[water, resources, commodities, public attitudes]
by Stan Hirst
CBC television recently replayed a 2016 interview between Peter Mansbridge and David Suzuki. The event was part of a series leading up to David’s 80th birthday.
At one point in the wide-ranging discussions David recounted a meeting he had once had with an oil company executive who travelled from Edmonton to meet with him. David had specifically requested that the visitor drop his CEO mantle and engage in discussion on a man-to-man basis. He recalled that the CEO was not comfortable with this arrangement. David also recollected that in the discussion he had followed his well-used argument that resources such as water and air are used by everyone, that everyone is reliant on these same resources, and that conservation was everybody’s responsibility. That was apparently not what the CEO wanted to hear. As David recollected, the fellow eventually left the meeting after refusing to shake hands.
The issue brought up in this interview segment is one that has much significance for the way in which we live and in which we govern ourselves. The essential question raised here is why so many people cannot or will not acknowledge their basic dependence on resources such as water and air which are so often under siege from development and mismanagement? Perhaps it’s better phrased as – why aren’t they simply more interested?
One reason I suggest is that many people don’t relate to resources such as water in its natural form. For them water for drinking is something that comes out of a faucet at the flick of a wrist or is contained in a clear plastic bottle with buttercups on the label. Much of the air we all inhale daily has been passed through an air-con filter before we city slickers even encounter it. We all do this, not just CEO’s.
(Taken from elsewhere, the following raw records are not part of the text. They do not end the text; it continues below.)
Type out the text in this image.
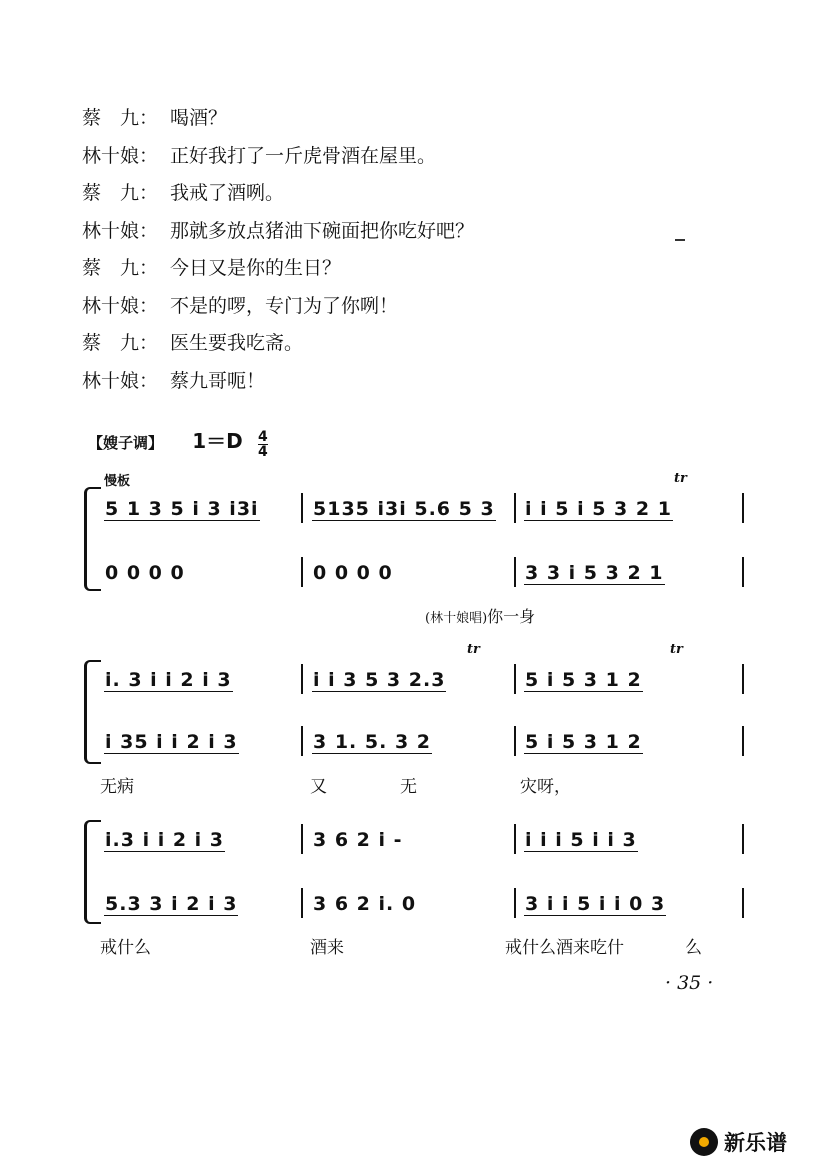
蔡　九： 喝酒？
林十娘： 正好我打了一斤虎骨酒在屋里。
蔡　九： 我戒了酒咧。
林十娘： 那就多放点猪油下碗面把你吃好吧？
蔡　九： 今日又是你的生日？
林十娘： 不是的啰，专门为了你咧！
蔡　九： 医生要我吃斋。
林十娘： 蔡九哥呃！
【嫂子调】 $1=D \frac{4}{4}$
慢板	tr
5 1 3 5 i 3 i3i	5135 i3i 5.6 5 3 i i 5 i 5 3 2 1
0 0 0 0	0 0 0 0	3 3 i 5 3 2 1
(林十娘唱)你一身
tr	tr
i. 3 i i 2 i 3	i i 3 5 3 2.3	5 i 5 3 1 2
i 35 i i 2 i 3	3 1. 5. 3 2	5 i 5 3 1 2
无病	又	无	灾呀，
i.3 i i 2 i 3	3 6 2 i -	i i i 5 i i 3
5.3 3 i 2 i 3	3 6 2 i. 0	3 i i 5 i i 0 3
戒什么	酒来	戒什么酒来吃什	么
· 35 ·
新乐谱
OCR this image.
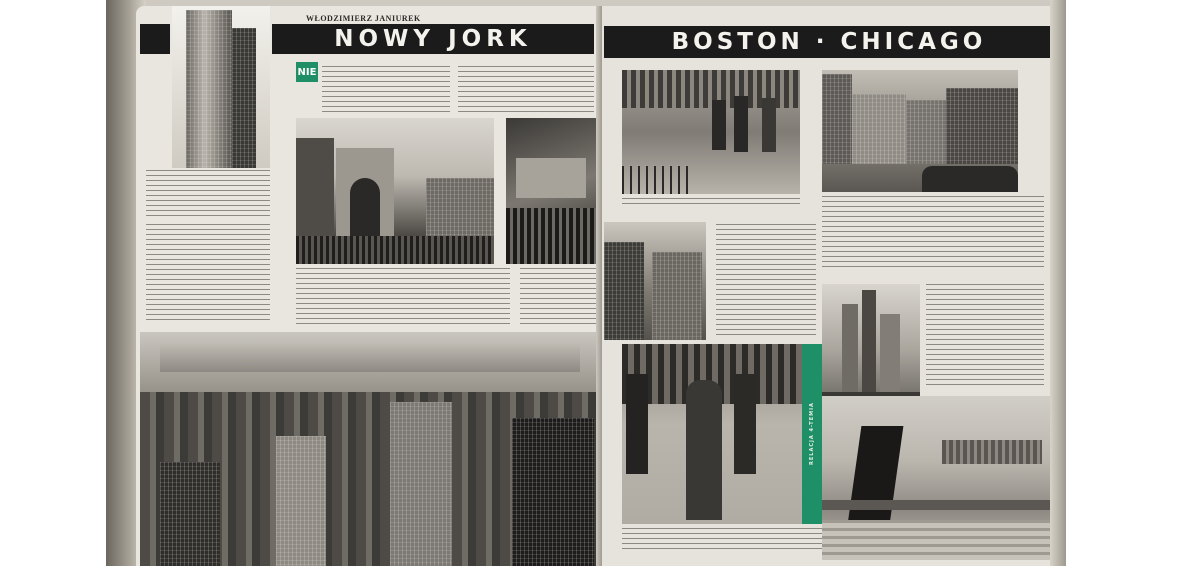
WŁODZIMIERZ JANIUREK
NOWY JORK
NIE
BOSTON · CHICAGO
RELACJA 4-TEMIA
However, to the CEO of an oil company water is an important component of industrial processes which take resources in their raw form and refine them into products or concoctions which can be shipped, piped and sold. Extracting, cleaning, purifying, storing and spewing out the gunk they don’t want all incur costs which are summarized as line items in an expenditure account. Those accounting entries are all that most CEOs ever see and so they become the de facto identifiers for the resource, be they water, widgets or people. Something like headstones in a graveyard.
Why is this important? Because it changes the frame of reference between the resource and ourselves. On one hand, we casually accept that water is the key to life on the planet, in fact in the whole universe. We are not too surprised to hear that countries in the Middle East and Africa are a hair trigger away from going to war to secure their water supplies. Water is our predominant resource in Canada in many forms – fresh, marine, snow and ice. Now we’ve chosen to commodify it, deliver it in big blue demi-johns, and put it into plastic bottles to stock on supermarket shelves with Coca Cola.
Why would we do a thing like that? Cory Mintz of the Globe & Mail succinctly spells out the reasons for Canadians:
– because it’s a fashion statement
– because it’s forbidden
– because public access is limited
– because we fear tap water
– and, for 150 First Nations across Canada with no access to natural clean water sources, because it’s a necessity.
Detachment between ourselves and the ecosystems within which we dwell presents a mounting and potentially fatal flaw in our modern belief system. Our actions lack consequences.
Perhaps that’s the point of our otherwise pointless hyper-consumption: it smothers feeling. It is also the effect of constant bombardment by advertising and marketing. The media engineers seek to replace our attachments to people and places with attachments to objects. The next round of advertising then kicks in, aiming to attach us to a different set of objects.
The richer we are and the more we consume, the more self-centred and careless of the lives of others we appear to become. However, even if we could somehow put aside the direct, physical impacts of rising consumption, it’s hard to understand how anyone could imagine that economic growth is a formula for protecting the planet.
As I sat and pecked these words on my creaky keyboard, the TV in the corner flickered with images of Irma battering Miami and the Florida coast. Lots of water there: 5-metre high surges of the noble liquid taking out cars, seawalls and sailboats; horizontal rain dousing through empty streets. Water in plastic bottles too. On the shelves of the darkened convenience store in the back of the gas station.